El punto delicado son las superposiciones. Dos tintas al 100 % una encima de otra pueden saturar el papel y producir un tercer color muy oscuro y difícil de secar. Bajar una de las dos capas a un porcentaje intermedio suele dar un resultado más limpio y más rápido de manipular. Conviene además tener claro el orden de impresión: la primera tinta condiciona cómo se asienta la siguiente.

Rodillo entintado en azul apoyado sobre una prueba impresa en una sola tinta, con restos de color sobre la mesa de trabajo
Imagen editorial. Una capa aislada permite juzgar la densidad real de la tinta antes de superponerle la siguiente.
05 — Trama

Cómo un gris se convierte en puntos

El máster solo distingue entre perforado y no perforado, así que cualquier valor intermedio se representa mediante trama. La lineatura —el número de líneas de puntos por pulgada— determina lo visible que resulta ese entramado.

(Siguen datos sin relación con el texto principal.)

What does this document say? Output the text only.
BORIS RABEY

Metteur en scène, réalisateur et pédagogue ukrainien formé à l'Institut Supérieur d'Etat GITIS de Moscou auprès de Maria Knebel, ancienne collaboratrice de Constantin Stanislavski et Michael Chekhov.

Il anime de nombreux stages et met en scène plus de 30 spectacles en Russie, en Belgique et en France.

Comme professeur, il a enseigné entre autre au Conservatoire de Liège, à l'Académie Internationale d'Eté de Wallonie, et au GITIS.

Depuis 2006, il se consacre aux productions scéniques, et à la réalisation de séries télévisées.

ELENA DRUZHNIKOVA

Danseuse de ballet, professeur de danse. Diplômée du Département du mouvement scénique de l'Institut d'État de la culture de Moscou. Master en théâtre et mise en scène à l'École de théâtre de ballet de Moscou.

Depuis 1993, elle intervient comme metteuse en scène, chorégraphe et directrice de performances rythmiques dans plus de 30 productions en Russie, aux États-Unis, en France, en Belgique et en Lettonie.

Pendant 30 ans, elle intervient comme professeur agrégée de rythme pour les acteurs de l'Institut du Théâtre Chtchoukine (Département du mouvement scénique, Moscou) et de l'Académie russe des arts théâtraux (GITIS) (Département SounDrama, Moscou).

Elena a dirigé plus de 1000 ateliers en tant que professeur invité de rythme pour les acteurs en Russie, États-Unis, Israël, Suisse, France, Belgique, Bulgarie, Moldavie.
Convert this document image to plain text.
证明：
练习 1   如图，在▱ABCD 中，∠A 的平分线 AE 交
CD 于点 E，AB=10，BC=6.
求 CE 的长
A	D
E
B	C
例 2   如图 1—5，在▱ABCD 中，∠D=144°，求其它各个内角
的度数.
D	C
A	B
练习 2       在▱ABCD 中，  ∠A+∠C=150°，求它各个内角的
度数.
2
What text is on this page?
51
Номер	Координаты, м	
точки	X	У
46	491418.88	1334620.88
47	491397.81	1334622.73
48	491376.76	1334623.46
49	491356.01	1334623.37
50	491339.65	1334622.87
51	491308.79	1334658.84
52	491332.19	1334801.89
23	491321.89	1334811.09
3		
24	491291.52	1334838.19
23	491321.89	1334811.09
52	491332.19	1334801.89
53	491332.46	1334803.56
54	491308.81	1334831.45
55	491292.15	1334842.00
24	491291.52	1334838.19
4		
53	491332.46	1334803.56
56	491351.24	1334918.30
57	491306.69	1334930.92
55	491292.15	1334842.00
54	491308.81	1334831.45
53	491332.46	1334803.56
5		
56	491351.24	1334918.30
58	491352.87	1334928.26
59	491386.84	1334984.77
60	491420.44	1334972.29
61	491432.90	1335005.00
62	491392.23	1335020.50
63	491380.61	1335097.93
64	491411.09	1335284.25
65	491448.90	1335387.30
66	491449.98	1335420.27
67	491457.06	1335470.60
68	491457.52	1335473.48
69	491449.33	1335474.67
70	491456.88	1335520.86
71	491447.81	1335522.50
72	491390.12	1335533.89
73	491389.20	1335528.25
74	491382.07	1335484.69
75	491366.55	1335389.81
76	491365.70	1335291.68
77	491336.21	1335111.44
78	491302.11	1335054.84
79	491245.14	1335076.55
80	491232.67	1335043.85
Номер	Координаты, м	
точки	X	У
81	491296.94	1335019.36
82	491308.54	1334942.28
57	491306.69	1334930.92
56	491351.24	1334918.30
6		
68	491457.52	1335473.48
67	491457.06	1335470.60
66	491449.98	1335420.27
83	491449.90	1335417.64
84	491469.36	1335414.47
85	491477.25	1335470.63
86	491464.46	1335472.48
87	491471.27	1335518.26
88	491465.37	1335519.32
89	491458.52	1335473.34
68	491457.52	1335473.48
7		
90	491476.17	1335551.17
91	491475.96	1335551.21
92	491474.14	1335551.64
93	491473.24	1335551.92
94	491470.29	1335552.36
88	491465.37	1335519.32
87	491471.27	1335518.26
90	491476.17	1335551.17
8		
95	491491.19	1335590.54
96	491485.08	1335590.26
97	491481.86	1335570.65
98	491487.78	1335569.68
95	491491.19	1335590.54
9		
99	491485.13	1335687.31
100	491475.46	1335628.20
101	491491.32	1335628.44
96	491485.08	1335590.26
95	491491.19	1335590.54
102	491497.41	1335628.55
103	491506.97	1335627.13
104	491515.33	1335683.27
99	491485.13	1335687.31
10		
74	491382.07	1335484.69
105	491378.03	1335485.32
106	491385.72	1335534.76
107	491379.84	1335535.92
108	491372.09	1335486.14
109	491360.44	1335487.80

Una lineatura baja deja un punto grande y evidente que forma parte del lenguaje de la técnica; una lineatura alta busca discreción, pero corre el riesgo de empastarse si la tinta abre demasiado sobre un papel absorbente.

Existen dos familias de trama. La ortogonal, con puntos alineados en un ángulo fijo, es predecible y limpia, pero al cruzar varias capas puede generar muaré: un patrón de interferencia que aparece cuando dos rejillas se solapan con ángulos próximos. La estocástica, o de difusión de error, reparte puntos irregulares y evita el muaré casi por completo, a cambio de un grano más áspero y de una mayor tendencia a cerrar las sombras.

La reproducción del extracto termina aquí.